What did you expect to find when breaking into your crazy boyfriend’s storage unit!?
This chick, played by Amy Seimetz, is dating a dude, played by A.J. Bowen, when she learns that he is a psycho killer person who has just killed someone or some people, so he goes to jail. Seimetz’s character begins attending AA meetings to treat not only her drug and alcohol problems, but also uses it as a means to put her former life, and former boyfriend, behind her. It’s there that she strikes up a relationship with Joe Swanberg‘s character. The two start falling for one another, and do sexy things together, like have sex. Whoa! Bad news is that her former boyfriend has escaped from prison and has been killing people while on his quest to find his former girlfriend, the one responsible for him being in prison in the first place. The new, seemingly happy couple, decide to take refuge in a secluded cabin in the woods to make sure to avoid the psycho ex-boyfriend. Unfortunately, once arriving at the cabin, new boyfriend turns out to be a psycho creep who has planned for this whole thing to happen, along with some of his psycho friends, and they tie the girlfriend up, waiting for the ex-boyfriend to arrive. When he arrives, we learn that this was all an elaborate scheme where three creeps were contacting the psycho boyfriend because they were such big fans of his murders. Now that he sees his ex-girlfriend, the one responsible for his incarceration, he tells these strange creeps that he loves her and he gets all pissed at them for doing that and kills them. After being fatally wounded, the psycho ex releases the captive, being the only character to survive the horrific events.

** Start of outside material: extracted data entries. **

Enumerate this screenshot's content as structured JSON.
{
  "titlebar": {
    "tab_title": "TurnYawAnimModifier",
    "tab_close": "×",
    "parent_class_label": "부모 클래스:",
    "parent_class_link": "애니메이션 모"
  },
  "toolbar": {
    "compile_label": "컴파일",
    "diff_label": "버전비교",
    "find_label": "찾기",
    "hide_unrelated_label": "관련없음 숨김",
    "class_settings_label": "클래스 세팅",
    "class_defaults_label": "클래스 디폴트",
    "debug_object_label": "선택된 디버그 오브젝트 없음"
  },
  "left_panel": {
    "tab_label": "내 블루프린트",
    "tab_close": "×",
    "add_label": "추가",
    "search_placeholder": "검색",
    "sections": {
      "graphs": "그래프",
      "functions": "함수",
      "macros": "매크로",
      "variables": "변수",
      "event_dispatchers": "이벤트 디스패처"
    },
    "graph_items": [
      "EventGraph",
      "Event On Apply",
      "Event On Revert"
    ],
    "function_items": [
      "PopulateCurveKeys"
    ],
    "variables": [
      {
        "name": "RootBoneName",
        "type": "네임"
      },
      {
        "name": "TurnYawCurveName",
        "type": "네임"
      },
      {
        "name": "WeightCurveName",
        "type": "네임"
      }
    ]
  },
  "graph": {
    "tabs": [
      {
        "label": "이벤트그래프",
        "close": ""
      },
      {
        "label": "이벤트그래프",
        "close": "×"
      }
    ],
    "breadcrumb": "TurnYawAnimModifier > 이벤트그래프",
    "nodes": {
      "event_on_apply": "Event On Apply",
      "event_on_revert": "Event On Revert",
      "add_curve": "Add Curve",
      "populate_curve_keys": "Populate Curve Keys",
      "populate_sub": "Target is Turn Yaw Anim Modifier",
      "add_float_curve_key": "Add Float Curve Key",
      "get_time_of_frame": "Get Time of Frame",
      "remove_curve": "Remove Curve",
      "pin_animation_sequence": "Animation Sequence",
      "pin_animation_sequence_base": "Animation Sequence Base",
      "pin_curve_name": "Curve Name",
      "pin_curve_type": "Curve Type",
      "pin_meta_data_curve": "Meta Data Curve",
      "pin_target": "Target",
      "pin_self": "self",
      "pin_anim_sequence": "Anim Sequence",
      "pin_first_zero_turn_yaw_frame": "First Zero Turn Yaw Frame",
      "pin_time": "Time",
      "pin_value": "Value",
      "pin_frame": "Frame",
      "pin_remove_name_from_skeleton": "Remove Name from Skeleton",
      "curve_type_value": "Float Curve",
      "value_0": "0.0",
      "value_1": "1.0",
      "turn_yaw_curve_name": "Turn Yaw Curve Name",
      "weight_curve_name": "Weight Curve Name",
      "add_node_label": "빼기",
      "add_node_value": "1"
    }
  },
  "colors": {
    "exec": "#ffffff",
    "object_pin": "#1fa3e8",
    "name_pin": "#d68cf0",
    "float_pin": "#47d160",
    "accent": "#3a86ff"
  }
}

Paul F. Tompkins A.J. Bowen had a pretty sweet mustache.
During the beginning of the film I was thinking to myself about how much I liked that this was shot on a handheld camera and how it added an extra bit of realism to it. Halfway through the movie I was begging for a fucking tripod. I enjoyed the style until it became almost unbearable, having every single shot bouncing all over the screen and different objects coming into and out of focus the whole time. Had this style been handled with more subtlety then I definitely would have bumped this movie up on the moon scale, but it was just too much. I also chose to tell the plot chronologically, because the bearded and unbearded main actors kept confusing me. I kept thinking that the ex-boyfriend killer, who we saw shaving, was a future version of the “new” boyfriend, and we were jumping back and forth between time. Maybe that’s just my own personal issue of not recognizing actors if there is a beard involved, but I was confused for a good amount of the movie. I did really like the twist at the end, and wasn’t expecting it, so if you have a higher tolerance for camerawork that bounces all over, you might enjoy this clever take on a revenge slasher that has a solid cast and writing throughout.